13.3インチのモデルに関してはマルチタッチ対応型となっており、指を使った操作が可能です。価格がCintiq 16とほとんど変わらない点が悩ましいところではありますが……

したがって、どちらがいいかという疑問に対しては以下のような回答になります。

  • Wacom One 12……安さ重視・持ち運ぶなら
  • Wacom One 13 touch……指タッチ重視・持ち運ぶなら
  • Cintiq 16……大きさ重視・家で使うなら

まとめ: 2024年現在もCintiq 16はオススメ?

ここまでCintiq 16のスペックや使用感を解説してきました。

Cintiq 16はワコム製ならではの良質な描き心地そのままに、6~7万円で買えてしまう良コスパが魅力の液タブでした。

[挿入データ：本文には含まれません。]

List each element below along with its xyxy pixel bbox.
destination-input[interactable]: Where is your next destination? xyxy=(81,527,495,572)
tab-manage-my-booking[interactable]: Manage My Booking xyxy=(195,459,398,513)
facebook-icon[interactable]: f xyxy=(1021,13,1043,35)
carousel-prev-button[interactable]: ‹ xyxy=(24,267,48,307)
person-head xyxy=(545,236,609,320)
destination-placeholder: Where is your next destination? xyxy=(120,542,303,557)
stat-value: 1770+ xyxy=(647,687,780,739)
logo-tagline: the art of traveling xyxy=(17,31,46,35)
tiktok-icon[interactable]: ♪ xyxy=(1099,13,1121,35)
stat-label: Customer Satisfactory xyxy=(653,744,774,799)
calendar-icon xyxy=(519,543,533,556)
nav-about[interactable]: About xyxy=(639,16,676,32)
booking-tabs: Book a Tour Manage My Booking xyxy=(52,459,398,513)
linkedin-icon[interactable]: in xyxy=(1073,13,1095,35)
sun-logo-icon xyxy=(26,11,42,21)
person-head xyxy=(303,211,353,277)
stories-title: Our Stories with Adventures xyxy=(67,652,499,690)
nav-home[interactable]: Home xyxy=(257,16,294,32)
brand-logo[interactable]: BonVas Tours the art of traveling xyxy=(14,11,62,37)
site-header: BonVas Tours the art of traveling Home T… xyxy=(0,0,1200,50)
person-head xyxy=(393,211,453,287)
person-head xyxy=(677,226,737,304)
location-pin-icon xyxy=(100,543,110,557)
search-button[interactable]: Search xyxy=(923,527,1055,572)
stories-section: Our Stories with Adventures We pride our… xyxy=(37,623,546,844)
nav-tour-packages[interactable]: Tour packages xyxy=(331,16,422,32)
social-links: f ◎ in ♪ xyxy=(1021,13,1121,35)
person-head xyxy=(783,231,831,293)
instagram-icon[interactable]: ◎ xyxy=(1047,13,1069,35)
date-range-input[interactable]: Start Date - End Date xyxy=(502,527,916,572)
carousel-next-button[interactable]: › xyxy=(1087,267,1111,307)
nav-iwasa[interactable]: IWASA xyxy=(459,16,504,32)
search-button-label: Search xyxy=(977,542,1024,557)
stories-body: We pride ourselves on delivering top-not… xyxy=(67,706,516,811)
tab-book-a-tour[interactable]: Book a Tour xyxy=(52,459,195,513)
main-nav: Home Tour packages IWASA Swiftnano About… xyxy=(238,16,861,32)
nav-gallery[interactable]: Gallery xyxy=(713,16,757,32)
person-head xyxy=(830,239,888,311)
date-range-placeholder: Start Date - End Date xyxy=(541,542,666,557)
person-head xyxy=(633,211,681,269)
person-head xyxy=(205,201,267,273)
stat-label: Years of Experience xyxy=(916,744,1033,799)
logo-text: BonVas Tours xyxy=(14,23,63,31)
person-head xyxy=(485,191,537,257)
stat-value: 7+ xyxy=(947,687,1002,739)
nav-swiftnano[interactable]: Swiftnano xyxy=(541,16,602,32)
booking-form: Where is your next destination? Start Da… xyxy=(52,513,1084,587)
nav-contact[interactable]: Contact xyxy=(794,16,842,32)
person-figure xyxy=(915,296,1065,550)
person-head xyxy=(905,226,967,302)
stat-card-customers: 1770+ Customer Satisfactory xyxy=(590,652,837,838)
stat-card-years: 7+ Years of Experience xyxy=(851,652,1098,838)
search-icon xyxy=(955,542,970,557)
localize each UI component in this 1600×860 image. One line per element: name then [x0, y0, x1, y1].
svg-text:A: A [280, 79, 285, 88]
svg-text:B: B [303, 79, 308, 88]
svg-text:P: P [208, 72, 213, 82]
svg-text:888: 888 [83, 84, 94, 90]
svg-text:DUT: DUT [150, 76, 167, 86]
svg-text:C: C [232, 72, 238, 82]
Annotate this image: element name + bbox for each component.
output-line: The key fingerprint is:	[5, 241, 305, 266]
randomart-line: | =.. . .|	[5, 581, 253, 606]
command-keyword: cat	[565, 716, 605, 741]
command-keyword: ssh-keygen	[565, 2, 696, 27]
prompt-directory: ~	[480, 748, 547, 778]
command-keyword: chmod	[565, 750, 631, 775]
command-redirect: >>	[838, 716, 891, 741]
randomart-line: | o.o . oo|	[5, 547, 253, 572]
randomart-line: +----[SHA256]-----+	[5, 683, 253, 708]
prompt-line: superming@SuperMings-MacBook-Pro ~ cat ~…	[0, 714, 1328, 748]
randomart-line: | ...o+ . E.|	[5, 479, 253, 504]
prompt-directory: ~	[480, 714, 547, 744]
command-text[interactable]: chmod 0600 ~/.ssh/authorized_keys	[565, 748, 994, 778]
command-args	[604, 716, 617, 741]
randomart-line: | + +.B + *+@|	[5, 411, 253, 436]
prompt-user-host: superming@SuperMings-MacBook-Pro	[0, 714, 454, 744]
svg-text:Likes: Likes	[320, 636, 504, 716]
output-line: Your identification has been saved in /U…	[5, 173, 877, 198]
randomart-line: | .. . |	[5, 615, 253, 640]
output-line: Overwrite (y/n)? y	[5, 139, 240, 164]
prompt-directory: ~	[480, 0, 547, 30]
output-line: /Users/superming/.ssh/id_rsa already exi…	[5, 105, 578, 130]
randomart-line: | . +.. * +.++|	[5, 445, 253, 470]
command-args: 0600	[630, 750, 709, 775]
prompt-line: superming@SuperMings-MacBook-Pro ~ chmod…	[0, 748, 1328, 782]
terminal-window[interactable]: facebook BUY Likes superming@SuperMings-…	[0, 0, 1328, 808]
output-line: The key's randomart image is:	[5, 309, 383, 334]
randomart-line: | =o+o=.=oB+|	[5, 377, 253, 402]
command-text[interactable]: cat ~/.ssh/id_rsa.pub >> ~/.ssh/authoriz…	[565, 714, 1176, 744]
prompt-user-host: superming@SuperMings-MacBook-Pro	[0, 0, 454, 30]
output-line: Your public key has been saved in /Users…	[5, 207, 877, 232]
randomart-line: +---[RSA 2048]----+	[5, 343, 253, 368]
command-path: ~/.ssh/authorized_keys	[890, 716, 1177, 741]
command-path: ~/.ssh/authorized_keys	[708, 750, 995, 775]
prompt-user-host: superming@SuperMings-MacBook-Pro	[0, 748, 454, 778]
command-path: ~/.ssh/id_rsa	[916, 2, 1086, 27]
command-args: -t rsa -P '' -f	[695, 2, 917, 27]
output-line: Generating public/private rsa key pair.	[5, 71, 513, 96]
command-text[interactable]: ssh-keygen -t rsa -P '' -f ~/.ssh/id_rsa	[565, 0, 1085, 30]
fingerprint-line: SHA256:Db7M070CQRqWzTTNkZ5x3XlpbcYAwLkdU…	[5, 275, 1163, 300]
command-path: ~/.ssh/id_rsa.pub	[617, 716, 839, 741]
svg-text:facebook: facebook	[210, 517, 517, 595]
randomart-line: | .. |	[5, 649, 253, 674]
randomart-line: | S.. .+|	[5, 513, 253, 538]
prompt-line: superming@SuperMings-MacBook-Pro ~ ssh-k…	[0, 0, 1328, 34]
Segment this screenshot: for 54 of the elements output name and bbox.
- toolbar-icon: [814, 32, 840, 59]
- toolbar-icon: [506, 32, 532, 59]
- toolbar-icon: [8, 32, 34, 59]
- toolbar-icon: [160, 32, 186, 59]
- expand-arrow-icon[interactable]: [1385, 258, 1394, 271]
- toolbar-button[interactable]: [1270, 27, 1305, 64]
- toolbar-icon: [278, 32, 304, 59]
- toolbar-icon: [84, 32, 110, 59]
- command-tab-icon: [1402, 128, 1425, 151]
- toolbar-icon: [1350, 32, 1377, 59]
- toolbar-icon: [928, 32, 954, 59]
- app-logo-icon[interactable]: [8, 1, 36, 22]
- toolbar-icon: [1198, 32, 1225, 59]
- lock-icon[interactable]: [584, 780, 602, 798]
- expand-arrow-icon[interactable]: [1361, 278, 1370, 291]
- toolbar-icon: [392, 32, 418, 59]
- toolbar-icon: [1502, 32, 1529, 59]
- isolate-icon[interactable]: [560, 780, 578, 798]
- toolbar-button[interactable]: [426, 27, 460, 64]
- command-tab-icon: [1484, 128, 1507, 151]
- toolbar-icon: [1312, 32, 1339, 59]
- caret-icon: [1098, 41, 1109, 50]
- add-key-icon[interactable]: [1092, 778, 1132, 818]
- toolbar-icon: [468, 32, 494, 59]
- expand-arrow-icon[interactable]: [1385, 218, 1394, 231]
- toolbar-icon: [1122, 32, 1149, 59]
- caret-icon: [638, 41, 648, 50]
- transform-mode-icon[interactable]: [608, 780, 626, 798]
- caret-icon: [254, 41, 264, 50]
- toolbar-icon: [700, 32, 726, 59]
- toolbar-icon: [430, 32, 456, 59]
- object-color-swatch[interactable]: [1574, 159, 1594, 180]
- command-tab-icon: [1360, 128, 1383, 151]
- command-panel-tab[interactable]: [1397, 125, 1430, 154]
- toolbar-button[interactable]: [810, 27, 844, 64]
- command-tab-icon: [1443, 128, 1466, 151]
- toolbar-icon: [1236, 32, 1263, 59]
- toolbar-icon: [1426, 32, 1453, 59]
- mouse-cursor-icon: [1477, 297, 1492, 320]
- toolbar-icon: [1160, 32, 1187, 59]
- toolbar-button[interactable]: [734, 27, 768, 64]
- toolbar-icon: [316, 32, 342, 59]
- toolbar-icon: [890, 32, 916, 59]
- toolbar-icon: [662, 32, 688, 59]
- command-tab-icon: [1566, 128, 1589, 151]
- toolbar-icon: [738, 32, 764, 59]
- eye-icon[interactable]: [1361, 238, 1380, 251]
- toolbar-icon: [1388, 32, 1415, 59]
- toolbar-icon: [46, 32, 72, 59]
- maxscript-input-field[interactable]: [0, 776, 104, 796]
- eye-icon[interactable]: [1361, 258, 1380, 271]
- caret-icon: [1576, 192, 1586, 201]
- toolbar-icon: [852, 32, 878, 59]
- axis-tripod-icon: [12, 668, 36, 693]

現在はというと、優秀な他社製品が増えてきたり、9万円台にまで値上がりしたりといった事情から、手放しにおすすめしづらくなってしまいました。

ただAmazonの大型セールで7万円近くまで値下がりしたことがあったため、そういったタイミングを狙うなら今でも選択肢の一つとなり得るでしょう。

傾き検知を存分に生かした表現がしたい方、モニターアームに直接取り付けられる16インチの液タブを探している方は、ぜひ検討してみてください。